Duas empresas foram condenadas a indenizar conjuntamente, em R$ 10 mil, uma ex-empregada que relatou diversos casos de assédio moral no trabalho.
Entre os casos, a profissional apresentou fatos ligados à discriminação religiosa, agressão física, discriminação pela gravidez, exposição de lista de atrasos e faltas e, ainda, uma intimidação com o objetivo de dificultar o ajuizamento de ação trabalhista.
A ex-empregada alega que os problemas na empresa pioraram nos últimos dois anos de trabalho. Segundo ela, a relação de emprego tornou-se insuportável, já que passou a sofrer constante assédio moral da diretora do estabelecimento. “Esse foi, inclusive, o motivo do pedido de demissão”, relata.
A profissional que não é adepta de nenhuma crença religiosa explicou que todos os empregados eram obrigados a rezar antes do início da prestação de serviço na empresa.
“Acontecia que, antes de iniciar o dia de trabalho, a diretora reunia os colaboradores e os obrigavam a participar de um momento chamado: Reza do Pai-Nosso”.
Em depoimento, a trabalhadora relata que se sentia constrangida em professar uma fé que não acreditava. Relatou, inclusive, que já chegou atrasada à empresa para evitar o momento da “Reza do Pai-Nosso”. Porém, a diretora se dirigia a ela com xingamentos, ofendendo o caráter e ameaçando diminuir o valor da comissão.
Além disso, ela alega que começou a sofrer mais perseguições desde o momento que comunicou que estava grávida. A gravidez foi de alto risco e, segundo a profissional, sempre que entregava um atestado médico, a diretora a assediava moralmente com xingamentos e gritos. Em uma ocasião, ela disse para a trabalhadora que “gravidez não é doença”.
A trabalhadora relata uma situação de agressão física por parte da diretora. E ainda o costume da gestora de expor os empregados que chegavam atrasados. “A atitude era de envergonhar, constranger e humilhar os empregados diante de todos da empresa”. Por último, ela explica que era coagida pela diretora a não ajuizar processo trabalhista.
Defesa
Em defesa, as duas empresas acusadas no processo negaram os fatos. As empresas atuam no ramo atacadista de produtos para saúde, fazem parte do mesmo grupo econômico, tendo sido condenadas solidariamente ao pagamento das parcelas devidas à trabalhadora.
As empresas alegaram que a profissional tentou a todo custo ser dispensada sem motivos para receber um valor alto de indenização.
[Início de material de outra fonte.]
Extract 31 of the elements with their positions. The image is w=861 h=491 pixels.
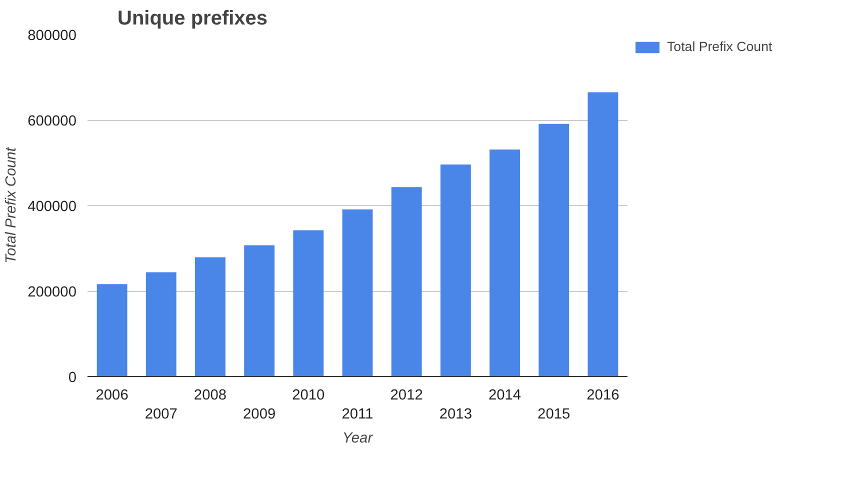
x-tick-label: 2009 — [243, 406, 276, 423]
y-tick-label: 800000 — [28, 28, 77, 44]
bar — [96, 284, 128, 376]
x-tick-label: 2010 — [292, 388, 325, 404]
x-tick-label: 2015 — [538, 406, 570, 423]
y-tick-label: 400000 — [28, 199, 77, 215]
bar — [391, 187, 422, 376]
y-tick-label: 600000 — [28, 114, 77, 130]
x-tick-label: 2013 — [439, 406, 472, 423]
bar — [146, 272, 176, 376]
x-tick-label: 2012 — [390, 388, 423, 404]
y-tick-label: 0 — [68, 370, 77, 386]
bar — [342, 209, 373, 376]
bar — [538, 124, 570, 376]
bar — [588, 92, 618, 376]
x-tick-label: 2014 — [488, 388, 522, 404]
chart-title: Unique prefixes — [118, 8, 268, 30]
legend-label: Total Prefix Count — [667, 39, 772, 54]
bar — [490, 149, 520, 376]
x-axis-title: Year — [342, 430, 374, 447]
bar — [293, 230, 324, 376]
x-tick-label: 2006 — [96, 388, 128, 404]
x-tick-label: 2007 — [144, 406, 178, 423]
bar — [440, 164, 471, 376]
y-axis-title: Total Prefix Count — [4, 146, 20, 264]
x-tick-label: 2011 — [342, 406, 374, 423]
y-tick-label: 200000 — [28, 284, 77, 300]
x-tick-label: 2008 — [194, 388, 227, 404]
x-tick-label: 2016 — [586, 388, 620, 404]
bar — [195, 257, 226, 376]
bar — [244, 245, 275, 376]
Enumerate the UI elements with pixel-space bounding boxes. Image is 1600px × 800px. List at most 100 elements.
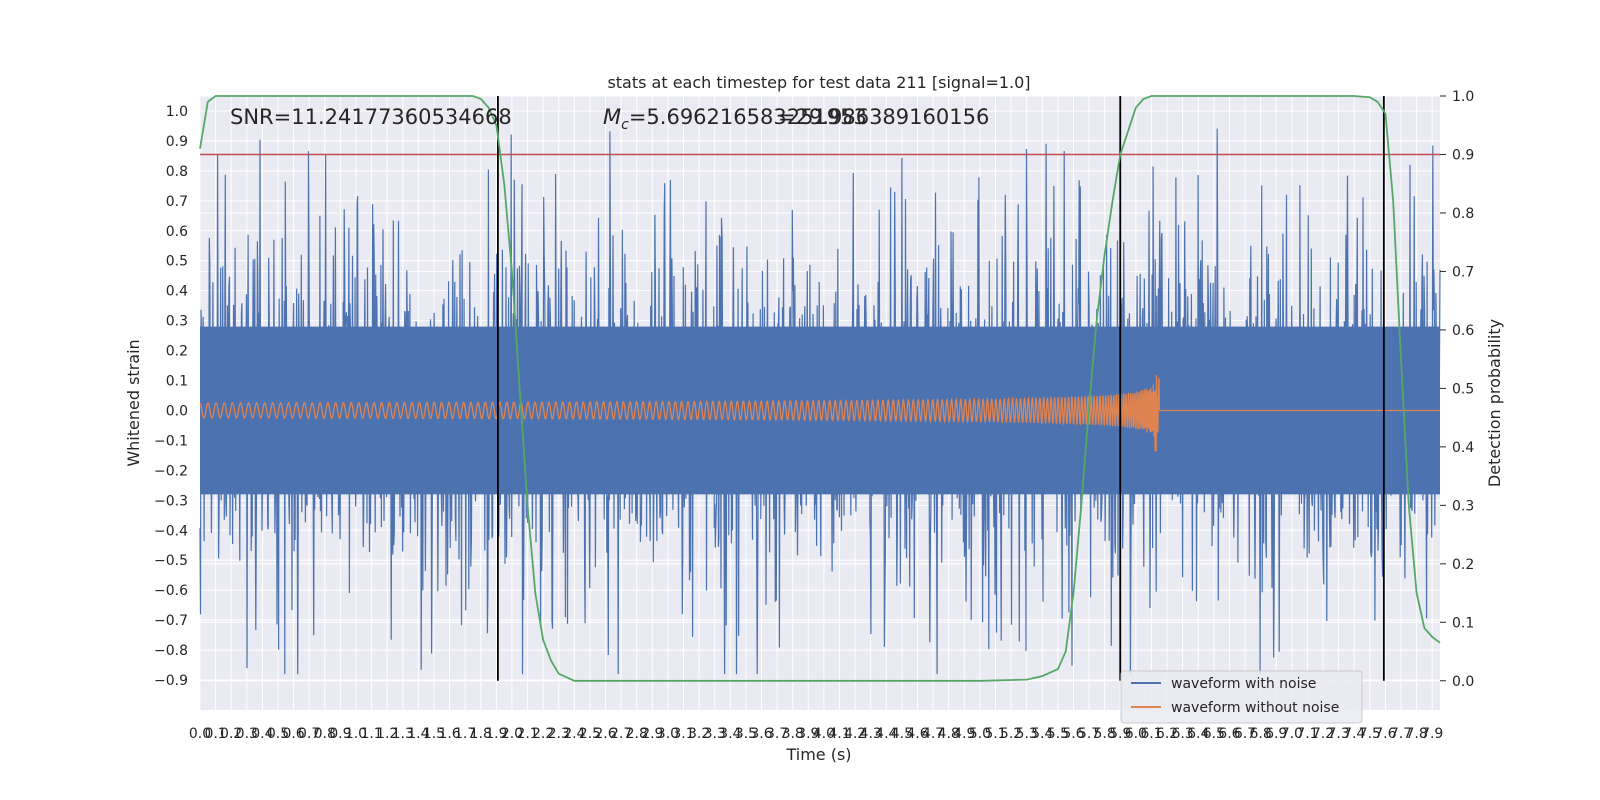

“Isso não ocorreu, tendo em vista que a empresa sempre foi extremamente tolerante com os erros e abusos cometidos, solidarizando-se com os problemas de saúde que a ex-empregada vinha sofrendo somados à gravidez. Como a estratégia ardilosa da trabalhadora não se concretizou, ela resolveu pedir demissão, pois já não queria mais trabalhar”, alegou a defesa.
Decisão
Ao decidirem o recurso, os desembargadores da Décima Primeira Turma do TRT-MG deram razão à trabalhadora.
Segundo a desembargadora Juliana Vignoli Cordeiro, relatora do caso, o áudio anexado ao processo mostra a repreensão da diretora pela ausência da trabalhadora no treinamento ocorrido.
Em um trecho, é possível ouvir a chefe dizer as frases: “depois que você ficou grávida, você ficou desinteressada com o negócio da empresa”, “gravidez não é doença para ninguém” e “não acha que gravidez é seu meio de vida”.
Pelo áudio, a desembargadora reconheceu ainda que a diretora intimidava os empregados, fazendo alertas sobre supostas “desvantagens do ajuizamento de ações contra a empresa”.
“Verifica-se que, na reunião dos empregados, a representante da empresa destacava que aqueles que ajuízam ação estão saindo devendo”, pontuou a julgadora.
Direito ao culto
A Constituição Federal de 1988 defende explicitamente o direito ao culto no país, no inciso VI do artigo 5º, que trata dos Direitos e Garantias Individuais e Coletivos.
“É inviolável a liberdade de consciência e de crença, sendo assegurado o livre exercício dos cultos religiosos e garantida, na forma da lei, a proteção aos locais de culto e a suas liturgias”, diz o texto.
O entendimento jurídico é de que a lei busca garantir o direito de o cidadão cultuar e professar a fé que quiser, inclusive o direito de não cultuar, não acreditar e não se vincular a nenhuma crença.
Direito de ação
A desembargadora negou o recurso da empregadora, mantendo a condenação de R$ 10 mil, que deverá ser pagos solidariamente pelas duas empresas que fazem parte do mesmo grupo econômico. O processo já está em fase de execução.